Выходя из купальни, я не искал Мазлека. Он улизнул, как только я дал
ему такую возможность. И теперь, воспользовавшись лодкой или той тропой на
море, о которой я упоминал раньше, пробирался к Белой горе. Она хотела
знать все до мельчайшей подробности: мою внешность, мое настроение, мои
возможности. Однако для нее эти сведения не были большой новостью,
казалось, она знала все обо всем.
В заключение служители принесли мне мой бандитский нож, начищенный и
отполированный до блеска. Ирония этого символа в какой-то мере позабавила
меня. Нож, возвращенный так легко. Это говорило о том, что она совсем не
боится меня. Или же она хочет, чтобы я думал, что она не боится.
Итак, я пошел по широкой древней дороге в мертвый город Каиниум. Мои
думы были суровы. Я считал себя стоиком. Я не мог бы заранее предвидеть
каждую мелочь происходящего теперь, но тем не менее был готов встретить
любую невзгоду. К тому же я, вероятно, встречу ее еще до того, как зайдет
солнце. Что бы судьба ни выкинула, я должен выполнить задуманное. Пришло
время получить ответы на вопросы и сомнения. Книга закрылась.
Улицы были прямы как копья. Мои шаги эхом отражались от стен вдоль
колоннад, как будто рядом шагал кто то другой. В окнах сверкали кусочки
хрусталя. В конце концов, этот город производил не такое уж плохое
впечатление. Только старость, смерть и жалобные стенания по чему-то
навсегда ушедшему.
Я пошел на север.

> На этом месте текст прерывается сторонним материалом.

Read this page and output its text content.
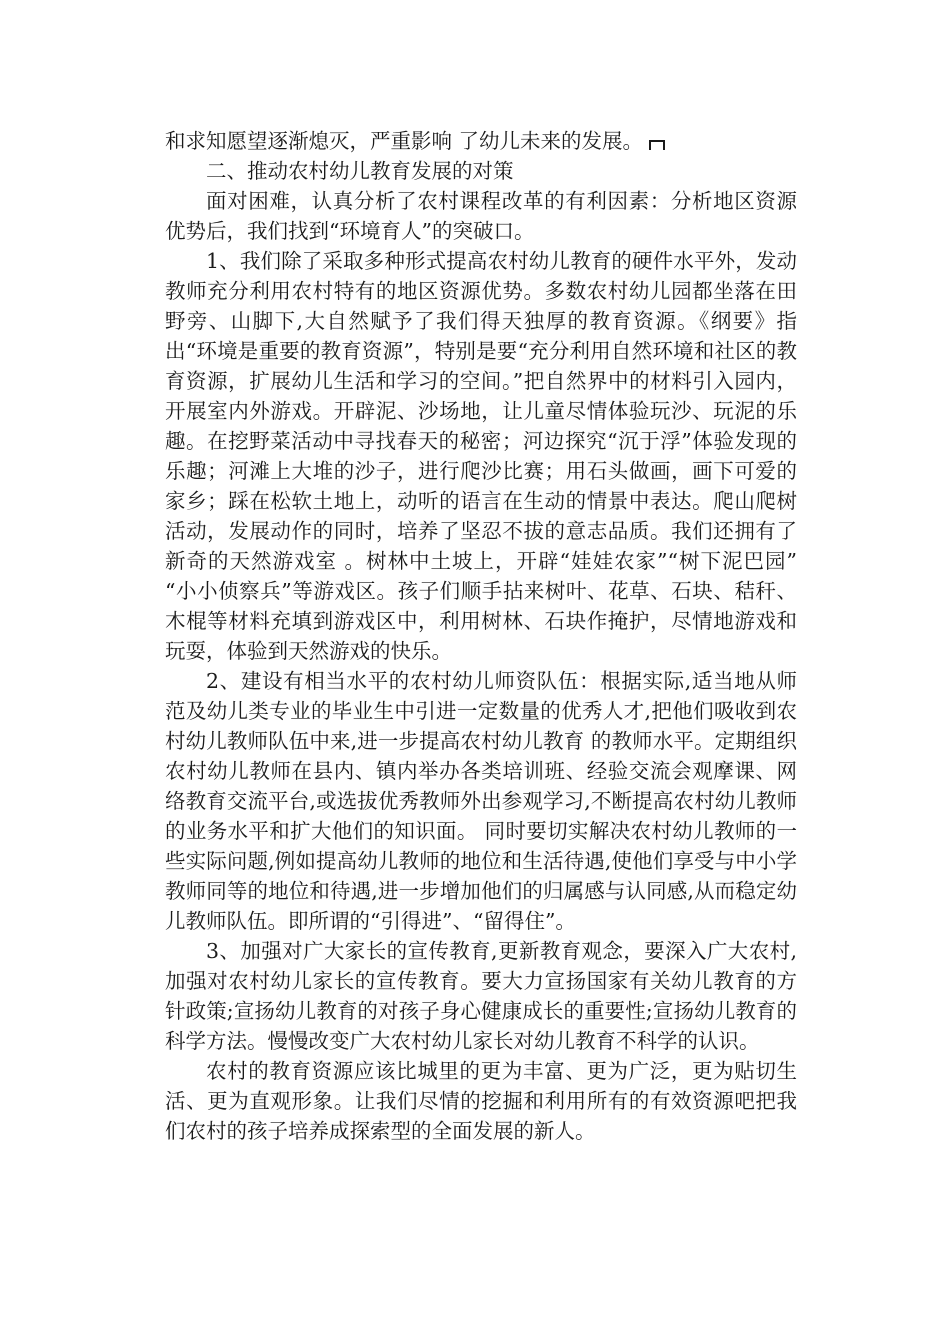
和求知愿望逐渐熄灭，严重影响 了幼儿未来的发展。

二、推动农村幼儿教育发展的对策

面对困难，认真分析了农村课程改革的有利因素：分析地区资源优势后，我们找到“环境育人”的突破口。

1、我们除了采取多种形式提高农村幼儿教育的硬件水平外，发动教师充分利用农村特有的地区资源优势。多数农村幼儿园都坐落在田野旁、山脚下,大自然赋予了我们得天独厚的教育资源。《纲要》指出“环境是重要的教育资源”，特别是要“充分利用自然环境和社区的教育资源，扩展幼儿生活和学习的空间。”把自然界中的材料引入园内，开展室内外游戏。开辟泥、沙场地，让儿童尽情体验玩沙、玩泥的乐趣。在挖野菜活动中寻找春天的秘密；河边探究“沉于浮”体验发现的乐趣；河滩上大堆的沙子，进行爬沙比赛；用石头做画，画下可爱的家乡；踩在松软土地上，动听的语言在生动的情景中表达。爬山爬树活动，发展动作的同时，培养了坚忍不拔的意志品质。我们还拥有了新奇的天然游戏室 。树林中土坡上，开辟“娃娃农家”“树下泥巴园” “小小侦察兵”等游戏区。孩子们顺手拈来树叶、花草、石块、秸秆、木棍等材料充填到游戏区中，利用树林、石块作掩护，尽情地游戏和玩耍，体验到天然游戏的快乐。

2、建设有相当水平的农村幼儿师资队伍：根据实际,适当地从师范及幼儿类专业的毕业生中引进一定数量的优秀人才,把他们吸收到农村幼儿教师队伍中来,进一步提高农村幼儿教育 的教师水平。定期组织农村幼儿教师在县内、镇内举办各类培训班、经验交流会观摩课、网络教育交流平台,或选拔优秀教师外出参观学习,不断提高农村幼儿教师的业务水平和扩大他们的知识面。 同时要切实解决农村幼儿教师的一些实际问题,例如提高幼儿教师的地位和生活待遇,使他们享受与中小学教师同等的地位和待遇,进一步增加他们的归属感与认同感,从而稳定幼儿教师队伍。即所谓的“引得进”、“留得住”。

3、加强对广大家长的宣传教育,更新教育观念，要深入广大农村,加强对农村幼儿家长的宣传教育。要大力宣扬国家有关幼儿教育的方针政策;宣扬幼儿教育的对孩子身心健康成长的重要性;宣扬幼儿教育的科学方法。慢慢改变广大农村幼儿家长对幼儿教育不科学的认识。

农村的教育资源应该比城里的更为丰富、更为广泛，更为贴切生活、更为直观形象。让我们尽情的挖掘和利用所有的有效资源吧把我们农村的孩子培养成探索型的全面发展的新人。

Большая гора-остров показалась между зданиями, все
еще призрачная над зеркалом воды.
Солнце уже клонилось к западу, рисуя полоски бледно красного цвета на
белизне улиц, окутывая дымкой силуэты дальних крыш и стен и скрывая их
упадок. Там не было огней, и я не мог судить, обитаемы ли эти высоты. Свет
исходил из другого квартала, севернее по берегу: зеленоватое дрожание
факелов между городом и морем.
Я остановился и какое-то мгновение смотрел на эти огни. Чтобы
добраться до них, потребуется не больше трети часа. К тому времени закат
убьет этот день. Но огни выглядели, как зловещее приветствие, как маяк,
призывающий меня, как факел, освещающий мне путь на празднество.